The new table tennis bot comprises a multijointed robotic arm that is fixed to one end of a ping pong table and wields a standard ping pong paddle. Aided by several high-speed cameras and a high-bandwidth predictive control system, the robot quickly estimates the speed and trajectory of an incoming ball and executes one of several swing types — loop, drive, or chop — to precisely hit the ball to a desired location on the table with various types of spin.

In tests, the engineers threw 150 balls at the robot, one after the other, from across the ping pong table. The bot successfully returned the balls with a hit rate of about 88 percent across all three swing types. The robot’s strike speed approaches the top return speeds of human players and is faster than that of other robotic table tennis designs.

Now, the team is looking to increase the robot’s playing radius so that it can return a wider variety of shots. Then, they envision the setup could be a viable competitor in the growing field of smart robotic training systems.

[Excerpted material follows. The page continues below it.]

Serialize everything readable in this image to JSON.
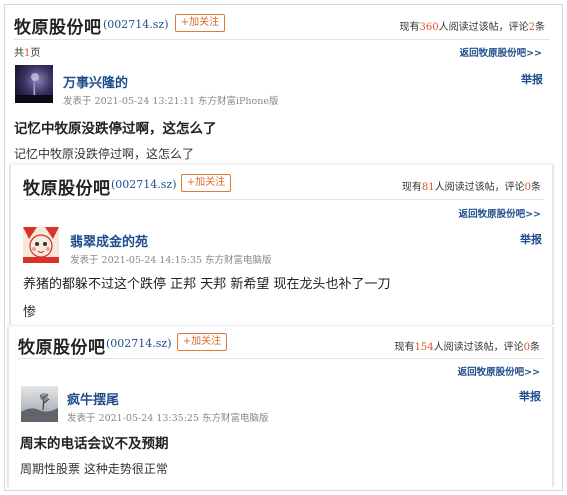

Beyond the game, the team says the table tennis tech could be adapted to improve the speed and responsiveness of humanoid robots, particularly for search-and-rescue scenarios, and situations in a which a robot would need to quickly react or anticipate.

“The problems that we’re solving, specifically related to intercepting objects really quickly and precisely, could potentially be useful in scenarios where a robot has to carry out dynamic maneuvers and plan where its end effector will meet an object, in real-time,” says MIT graduate student David Nguyen.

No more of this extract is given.